Le orecchie erano diventate rosse e si allungavano, tirate dalla mano del maestro.”Ahi, ahi, signor maestro, mi fa male!”. Ma quello, preso dal suo impeto di rigore, non sentiva ed alternava una tirata ed un calcio in culo. Era stato fortunato Castrovinci quel giorno, si era risparmiato le bacchettate sulle dita. Restavano sempre ecchimotiche e gonfie.
Era missino il maestro. Una brava persona, non molto intelligente, rigido nei suoi pensieri, fermo ancora al ventennio. Tutti erano terrorizzati al solo nominarlo. Il maestro M.

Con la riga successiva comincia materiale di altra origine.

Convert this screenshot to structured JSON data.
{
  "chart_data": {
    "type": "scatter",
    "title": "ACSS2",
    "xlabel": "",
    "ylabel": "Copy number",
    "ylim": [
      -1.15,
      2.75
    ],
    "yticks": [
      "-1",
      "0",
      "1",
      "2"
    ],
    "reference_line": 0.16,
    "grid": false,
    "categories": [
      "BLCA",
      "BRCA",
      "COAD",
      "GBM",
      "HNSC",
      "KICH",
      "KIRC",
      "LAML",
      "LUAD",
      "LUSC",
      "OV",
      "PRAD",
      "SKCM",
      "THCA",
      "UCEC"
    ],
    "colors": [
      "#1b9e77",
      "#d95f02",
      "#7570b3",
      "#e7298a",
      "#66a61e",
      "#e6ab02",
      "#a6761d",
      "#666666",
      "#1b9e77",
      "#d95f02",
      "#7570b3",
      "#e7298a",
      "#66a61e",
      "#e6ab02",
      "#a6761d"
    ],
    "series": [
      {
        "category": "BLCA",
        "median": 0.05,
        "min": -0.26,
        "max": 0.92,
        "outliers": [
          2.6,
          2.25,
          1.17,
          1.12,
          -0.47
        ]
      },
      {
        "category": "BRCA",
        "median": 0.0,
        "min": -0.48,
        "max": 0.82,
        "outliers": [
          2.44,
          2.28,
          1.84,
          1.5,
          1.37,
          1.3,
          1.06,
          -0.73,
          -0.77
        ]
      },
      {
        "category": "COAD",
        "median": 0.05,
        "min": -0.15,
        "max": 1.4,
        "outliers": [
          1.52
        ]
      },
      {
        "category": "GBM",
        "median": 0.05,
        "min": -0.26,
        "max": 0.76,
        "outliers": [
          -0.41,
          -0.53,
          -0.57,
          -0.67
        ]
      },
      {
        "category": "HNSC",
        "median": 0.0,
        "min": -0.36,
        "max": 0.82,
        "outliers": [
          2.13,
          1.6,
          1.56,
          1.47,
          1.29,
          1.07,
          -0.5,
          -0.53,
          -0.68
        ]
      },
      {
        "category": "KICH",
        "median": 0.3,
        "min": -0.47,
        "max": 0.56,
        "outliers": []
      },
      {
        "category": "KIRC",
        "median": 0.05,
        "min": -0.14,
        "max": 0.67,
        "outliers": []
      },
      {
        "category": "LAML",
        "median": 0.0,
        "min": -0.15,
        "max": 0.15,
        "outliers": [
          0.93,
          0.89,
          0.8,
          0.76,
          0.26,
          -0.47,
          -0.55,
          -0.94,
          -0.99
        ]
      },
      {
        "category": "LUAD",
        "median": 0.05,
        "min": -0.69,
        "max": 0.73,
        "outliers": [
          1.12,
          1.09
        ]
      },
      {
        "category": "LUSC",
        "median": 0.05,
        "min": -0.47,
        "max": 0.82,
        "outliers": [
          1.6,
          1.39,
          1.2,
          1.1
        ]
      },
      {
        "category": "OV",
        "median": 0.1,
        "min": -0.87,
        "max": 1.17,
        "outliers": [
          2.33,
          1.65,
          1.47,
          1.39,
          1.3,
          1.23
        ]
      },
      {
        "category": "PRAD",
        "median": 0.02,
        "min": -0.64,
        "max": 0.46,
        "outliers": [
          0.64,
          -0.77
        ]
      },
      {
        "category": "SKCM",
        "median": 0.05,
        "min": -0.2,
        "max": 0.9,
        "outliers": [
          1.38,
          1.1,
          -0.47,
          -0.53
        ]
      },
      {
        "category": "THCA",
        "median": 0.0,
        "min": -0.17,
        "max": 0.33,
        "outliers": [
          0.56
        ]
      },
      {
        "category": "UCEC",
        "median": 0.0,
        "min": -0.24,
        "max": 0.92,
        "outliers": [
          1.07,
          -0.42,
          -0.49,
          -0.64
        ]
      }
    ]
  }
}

Io lo ricordo con disagio . Mi resta nella memoria la sua figura patetica insieme alla comprensione per un uomo che avrebbe voluto avere figli e non aveva potuto e che viveva questa solitudine. Chissà perché poi si accaniva sui piccoli alunni. Un sadismo vendicativo. Un desiderio mutato in odio sotto forma di rigore educativo. Per altro era innocuo. Viveva con le sue immodificate idee. Perseverava in esse. Aveva infatti sovvenzionato una squadra di calcio che aveva voluto chiamare X mas.

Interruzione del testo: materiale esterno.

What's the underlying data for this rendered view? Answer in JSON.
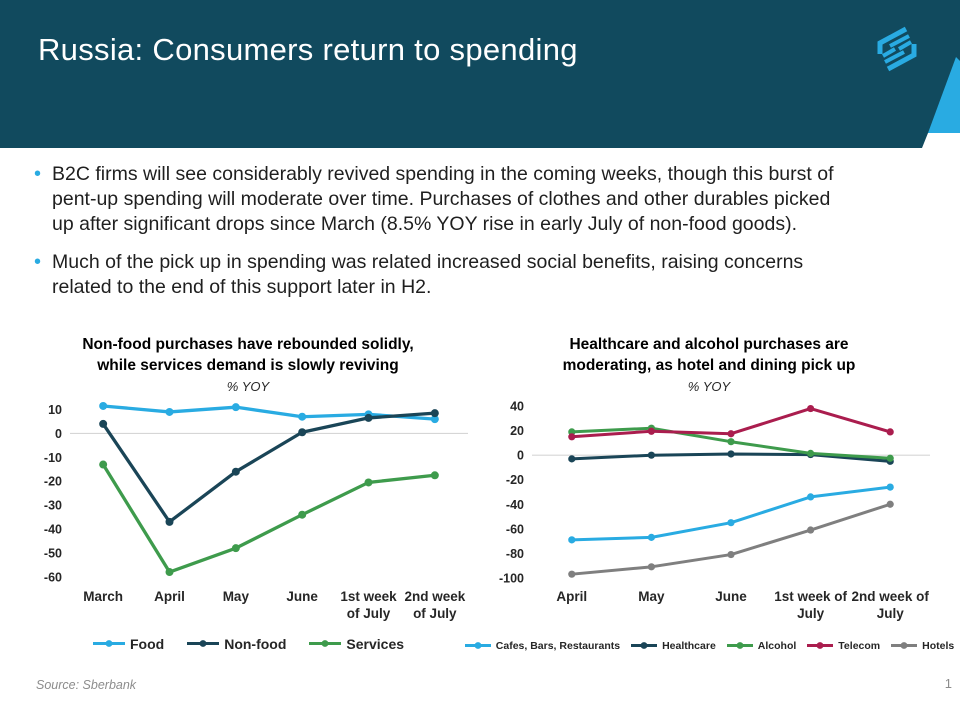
{
  "slide": {
    "header": {
      "title": "Russia: Consumers return to spending",
      "background_color": "#114A5E",
      "accent_color": "#29ABE2",
      "logo_icon": "bank-hex-logo-icon"
    },
    "bullets": {
      "marker": "•",
      "items": [
        {
          "text": "B2C firms will see considerably revived spending in the coming weeks, though this burst of\npent-up spending will moderate over time. Purchases of clothes and other durables picked\nup after significant drops since March (8.5% YOY rise in early July of non-food goods)."
        },
        {
          "text": "Much of the pick up in spending was related increased social benefits, raising concerns\nrelated to the end of this support later in H2."
        }
      ]
    },
    "footer": {
      "source": "Source: Sberbank",
      "page_number": "1"
    }
  },
  "chart_data": [
    {
      "type": "line",
      "title": "Non-food purchases have rebounded solidly,\nwhile services demand is slowly reviving",
      "subtitle": "% YOY",
      "categories": [
        "March",
        "April",
        "May",
        "June",
        "1st week\nof July",
        "2nd week\nof July"
      ],
      "series": [
        {
          "name": "Food",
          "color": "#29ABE2",
          "values": [
            11.5,
            9,
            11,
            7,
            8,
            6
          ]
        },
        {
          "name": "Non-food",
          "color": "#1A4557",
          "values": [
            4,
            -37,
            -16,
            0.5,
            6.5,
            8.5
          ]
        },
        {
          "name": "Services",
          "color": "#3E9B4C",
          "values": [
            -13,
            -58,
            -48,
            -34,
            -20.5,
            -17.5
          ]
        }
      ],
      "yticks": [
        10,
        0,
        -10,
        -20,
        -30,
        -40,
        -50,
        -60
      ],
      "ylim": [
        -63,
        14
      ],
      "xlabel": "",
      "ylabel": "% YOY",
      "grid": "zero-line-only",
      "legend_position": "bottom"
    },
    {
      "type": "line",
      "title": "Healthcare and alcohol purchases are\nmoderating, as hotel and dining pick up",
      "subtitle": "% YOY",
      "categories": [
        "April",
        "May",
        "June",
        "1st week of\nJuly",
        "2nd week of\nJuly"
      ],
      "series": [
        {
          "name": "Cafes, Bars, Restaurants",
          "color": "#29ABE2",
          "values": [
            -69,
            -67,
            -55,
            -34,
            -26
          ]
        },
        {
          "name": "Healthcare",
          "color": "#1A4557",
          "values": [
            -3,
            0,
            1,
            0.5,
            -5
          ]
        },
        {
          "name": "Alcohol",
          "color": "#3E9B4C",
          "values": [
            19,
            22,
            11,
            1.5,
            -2.5
          ]
        },
        {
          "name": "Telecom",
          "color": "#AA1D4E",
          "values": [
            15,
            19.5,
            17.5,
            38,
            19
          ]
        },
        {
          "name": "Hotels",
          "color": "#7F7F7F",
          "values": [
            -97,
            -91,
            -81,
            -61,
            -40
          ]
        }
      ],
      "yticks": [
        40,
        20,
        0,
        -20,
        -40,
        -60,
        -80,
        -100
      ],
      "ylim": [
        -105,
        45
      ],
      "xlabel": "",
      "ylabel": "% YOY",
      "grid": "zero-line-only",
      "legend_position": "bottom"
    }
  ]
}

La villa del paese ora è diventata arida senza più la cancellata. Era stata un piccolo giardino verde. Spendeva i soldi di tasca propria per mantenerla piena di fiori. Era diventato sindaco. Un re travicello a cui i suoi assessori avevano persino fatto firmare il suo atto di morte. Si fidava. Di niente si accorgeva. Alla sua ambizione bastava essere sindaco. Un piccolo gerarca di paese senza alcun potere. Onestissimo, non si era mai approfittato di nulla. Gli altri avevano fatto gli affari. Mai lo ho visto sorridere, intorpidito come era dal suo grande dolore che gli paralizzava i pensieri, anche quelli più semplici che ti spingono inconsapevolmente a sorridere . Forse la sua mente non ammetteva altro se non i ricordi di qualcosa che aveva vissuto da lontano ed in cui aveva creduto. Sclerotizzato su di essi, senza una minima riflessione critica, fino alla fine.
Così era avvenuta durante una delle sue reiterate discussioni. Un colpo apoplettico mentre si accaniva a difendere, contro ogni evidenza, le sue idee fasciste con la testardaggine di un vecchio, al quale erano rimaste solo quelle a cui aggrapparsi per giustificare una vita di infelice.